QUINTEROS M; RADICE M; POWER P; MATTEO M; MOLLERACH M; DI CONZA J; COSTA N; COUTO E; GUTKIND G

L’Aquilla, Italia

Congreso; International Congress on ß-lactamases.; 1999

Resistance of third generation cephalosporins in Citrobacter freundii, Serratia marcescens, Morganella morganii and Enterobacter cloacae is commonly due to the selection of derrepressed mutants on the cromosomally encoded AmpC B-lactamase, conferring resistance to cefoxitin (CXT) and both cefotaxime (CTX) and ceftazidime (CTZ).
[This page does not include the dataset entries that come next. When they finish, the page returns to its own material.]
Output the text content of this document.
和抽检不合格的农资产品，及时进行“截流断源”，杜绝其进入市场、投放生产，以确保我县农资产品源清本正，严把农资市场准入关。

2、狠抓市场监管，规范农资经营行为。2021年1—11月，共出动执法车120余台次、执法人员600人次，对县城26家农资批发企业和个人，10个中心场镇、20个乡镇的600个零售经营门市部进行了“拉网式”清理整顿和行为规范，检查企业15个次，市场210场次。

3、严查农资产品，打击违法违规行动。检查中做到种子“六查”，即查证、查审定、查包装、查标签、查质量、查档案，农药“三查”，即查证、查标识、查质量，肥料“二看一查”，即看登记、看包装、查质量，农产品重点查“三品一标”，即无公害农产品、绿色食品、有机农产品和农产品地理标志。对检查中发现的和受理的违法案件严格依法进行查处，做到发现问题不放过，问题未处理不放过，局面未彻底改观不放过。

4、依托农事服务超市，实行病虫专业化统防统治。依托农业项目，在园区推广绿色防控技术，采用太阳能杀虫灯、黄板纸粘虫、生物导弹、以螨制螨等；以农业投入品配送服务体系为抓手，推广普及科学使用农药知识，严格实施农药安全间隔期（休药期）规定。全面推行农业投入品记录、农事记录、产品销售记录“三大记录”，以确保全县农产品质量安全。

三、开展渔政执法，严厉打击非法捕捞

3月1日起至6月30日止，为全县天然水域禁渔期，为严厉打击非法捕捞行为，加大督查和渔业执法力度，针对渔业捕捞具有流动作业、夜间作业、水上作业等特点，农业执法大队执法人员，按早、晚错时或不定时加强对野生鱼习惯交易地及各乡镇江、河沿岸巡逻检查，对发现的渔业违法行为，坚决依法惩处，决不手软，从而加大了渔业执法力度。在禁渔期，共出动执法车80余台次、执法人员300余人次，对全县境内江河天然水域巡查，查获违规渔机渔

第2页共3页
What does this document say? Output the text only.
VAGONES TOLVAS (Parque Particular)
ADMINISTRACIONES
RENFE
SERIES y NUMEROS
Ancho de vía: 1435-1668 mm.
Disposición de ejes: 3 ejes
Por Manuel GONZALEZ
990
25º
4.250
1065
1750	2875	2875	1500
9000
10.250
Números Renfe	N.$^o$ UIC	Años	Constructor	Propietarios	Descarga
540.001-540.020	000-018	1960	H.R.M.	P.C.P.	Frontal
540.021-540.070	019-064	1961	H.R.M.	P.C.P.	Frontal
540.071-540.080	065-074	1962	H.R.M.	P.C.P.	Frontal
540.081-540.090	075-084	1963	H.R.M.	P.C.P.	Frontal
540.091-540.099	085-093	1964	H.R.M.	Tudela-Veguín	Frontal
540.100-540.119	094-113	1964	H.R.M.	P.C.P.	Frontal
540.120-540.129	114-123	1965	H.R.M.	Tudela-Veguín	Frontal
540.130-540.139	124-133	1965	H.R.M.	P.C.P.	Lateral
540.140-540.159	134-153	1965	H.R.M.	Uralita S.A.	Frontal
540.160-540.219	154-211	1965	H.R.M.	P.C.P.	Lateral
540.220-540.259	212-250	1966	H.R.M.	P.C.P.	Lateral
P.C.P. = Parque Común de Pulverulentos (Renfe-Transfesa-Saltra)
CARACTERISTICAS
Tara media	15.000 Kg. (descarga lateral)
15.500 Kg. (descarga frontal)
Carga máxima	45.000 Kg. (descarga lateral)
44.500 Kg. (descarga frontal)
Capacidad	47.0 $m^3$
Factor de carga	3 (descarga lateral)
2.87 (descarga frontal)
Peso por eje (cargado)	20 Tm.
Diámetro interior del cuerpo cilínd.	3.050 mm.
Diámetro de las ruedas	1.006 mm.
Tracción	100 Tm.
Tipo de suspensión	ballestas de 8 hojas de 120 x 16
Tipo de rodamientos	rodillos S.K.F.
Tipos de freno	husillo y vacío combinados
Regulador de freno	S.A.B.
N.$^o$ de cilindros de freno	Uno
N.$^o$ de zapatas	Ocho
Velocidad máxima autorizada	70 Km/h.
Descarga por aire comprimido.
However, as CTXr/CTZs is a common fenotipe in other enterobacteria in our country, we have chosen 1 E. aerogenes, 2 C. freundii, 3 S. marcescens and 6 M. morganii resistant to CTX but not CTZ (accordingly to the recently modified NCCLS breakpoints) both by disk diffussion and MIC tests. Clavulanic acid (4 ug/ml) restores susceptibility in all cases. A 5 mm increment in the inhibitioon zone was always detected when 10 ug of clavulanic acid was added to CTX (30 ug) disks, but never with CTZ (30 ug), indicating the presence of an ESBL with poor activity on the later. Crude extracts presented a common band active both on ampicillin (100 ug/ml) and ceftriaxone (1,000 ug/ml) with an apparent pI of 8.2. Colony blot hybridization confirmed the presence of CTX-M-2 and AmpC B-lactamases in these microorganisms, although the amount of the cromosomal enzyme was to low for being detected after analytical isoelectric focusing of crude extracts. These results suggest both CTX and CTZ should be tested because the latter may not be able to detect resitance to third generation cephalosporins when the enzyme involved is CTX-M-2 (as in our case or any other putative enzyme with poor CTZ hydrolytic activities). Utilization of cefotaxime/clavulanate and ceftazidime/clavulanate disks has been recommended as a phenotypic confirming test for ESBLs in K. pneumoniae, K. oxytoca and E. coli. Our results suggest that this metodolgy may be also appropiate for the studied species.